McMorris telah mengoleksi tiga medali perunggu dari tiga edisi Olimpiade sebelumnya. Pada edisi kali ini, ia memburu podium tertinggi demi melengkapi koleksinya menjadi empat medali di nomor yang sama. Namun, jalan menuju emas dipastikan tidak mudah.
Berdasarkan hasil kualifikasi, McMorris menempati posisi ketiga dengan skor 81,81. Kejutan datang dari wakil Selandia Baru, Dane Menzies, yang memimpin klasemen dengan nilai impresif 86,06. Menzies tampil bersih dan teknis, menjadikannya ancaman serius di babak final.
Baca Juga: Jadwal dan Daftar Unggulan Final Slopestyle Putra Milano Cortina 2026, Siapa Raih Emas?
Sementara itu, Marcus Kleveland asal Norwegia berada di posisi kedua dengan skor 81,86, hanya terpaut tipis dari McMorris.
Persaingan final diprediksi berlangsung sengit karena sejumlah nama besar juga memastikan tiket lolos.
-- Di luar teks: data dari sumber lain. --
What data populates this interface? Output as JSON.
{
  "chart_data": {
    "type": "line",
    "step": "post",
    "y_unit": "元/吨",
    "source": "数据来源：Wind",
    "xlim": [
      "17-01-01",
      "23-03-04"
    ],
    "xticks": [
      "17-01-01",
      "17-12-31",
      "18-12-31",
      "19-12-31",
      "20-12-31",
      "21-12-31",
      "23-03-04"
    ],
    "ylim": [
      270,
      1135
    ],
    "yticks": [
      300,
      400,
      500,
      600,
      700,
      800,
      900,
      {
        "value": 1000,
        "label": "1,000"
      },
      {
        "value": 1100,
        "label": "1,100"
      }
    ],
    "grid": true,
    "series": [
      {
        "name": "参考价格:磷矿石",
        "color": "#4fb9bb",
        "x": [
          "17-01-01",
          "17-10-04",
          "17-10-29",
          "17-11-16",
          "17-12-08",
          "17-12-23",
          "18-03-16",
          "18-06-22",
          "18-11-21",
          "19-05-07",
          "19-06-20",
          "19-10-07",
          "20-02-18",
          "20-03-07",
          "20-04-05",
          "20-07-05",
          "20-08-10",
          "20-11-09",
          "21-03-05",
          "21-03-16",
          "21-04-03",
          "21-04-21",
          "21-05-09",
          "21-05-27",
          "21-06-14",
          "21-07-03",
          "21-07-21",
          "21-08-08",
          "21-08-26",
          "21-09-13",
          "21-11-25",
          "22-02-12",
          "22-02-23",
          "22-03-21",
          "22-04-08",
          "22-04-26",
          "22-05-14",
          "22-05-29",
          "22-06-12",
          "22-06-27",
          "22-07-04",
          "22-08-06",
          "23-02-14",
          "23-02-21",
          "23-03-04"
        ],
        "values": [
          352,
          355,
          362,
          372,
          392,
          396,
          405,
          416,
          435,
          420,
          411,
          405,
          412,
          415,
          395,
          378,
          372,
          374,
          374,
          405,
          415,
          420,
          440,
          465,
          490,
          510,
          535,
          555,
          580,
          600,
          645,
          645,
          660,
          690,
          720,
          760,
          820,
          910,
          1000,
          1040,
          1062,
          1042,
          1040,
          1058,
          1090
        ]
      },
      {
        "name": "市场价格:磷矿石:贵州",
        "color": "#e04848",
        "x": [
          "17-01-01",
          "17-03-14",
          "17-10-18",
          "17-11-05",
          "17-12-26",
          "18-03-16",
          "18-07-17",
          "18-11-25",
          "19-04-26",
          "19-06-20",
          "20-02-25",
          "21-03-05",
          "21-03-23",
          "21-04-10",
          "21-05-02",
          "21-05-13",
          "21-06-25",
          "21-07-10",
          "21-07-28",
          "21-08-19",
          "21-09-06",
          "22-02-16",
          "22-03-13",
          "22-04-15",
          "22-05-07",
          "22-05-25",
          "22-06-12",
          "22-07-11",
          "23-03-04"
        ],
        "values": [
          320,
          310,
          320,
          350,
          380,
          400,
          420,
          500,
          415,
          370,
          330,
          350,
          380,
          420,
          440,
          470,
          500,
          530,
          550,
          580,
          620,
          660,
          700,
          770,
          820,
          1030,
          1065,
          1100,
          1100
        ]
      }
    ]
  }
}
Di antaranya Su Yiming dari Tiongkok serta Redmond Gerard dari Amerika Serikat.
Berikut urutan atlet berdasarkan hasil kualifikasi:
- Dane Menzies (Selandia Baru) – 86,06
- Marcus Kleveland (Norwegia) – 81,86
- Mark McMorris (Kanada) – 81,81
- Ryoma Kimata (Jepang) – 80,83
- Cameron Spalding (Kanada) – 78,76
- Oliver Martin (Amerika Serikat) – 78,30
- Romain Allemand (Prancis) – 76,05
- Su Yiming (Tiongkok) – 72,78
- Taiga Hasegawa (Jepang) – 72,03
- Jake Canter (Amerika Serikat) – 70,53
- Redmond Gerard (Amerika Serikat) – 70,00
- Mons Røisland (Norwegia) – 69,63
Baca Juga: 12 Atlet Terbaik Berebut Emas di Final Slopestyle Olimpiade Musim Dingin 2026
Babak final akan dimainkan dalam tiga kesempatan (run), dengan hanya satu skor terbaik yang dihitung untuk menentukan peraih medali.
Dengan kondisi lintasan Livigno yang menantang, kemampuan beradaptasi terhadap rintangan rail dan lompatan (jump) menjadi faktor penentu bagi McMorris dan para pesaingnya dalam perebutan emas.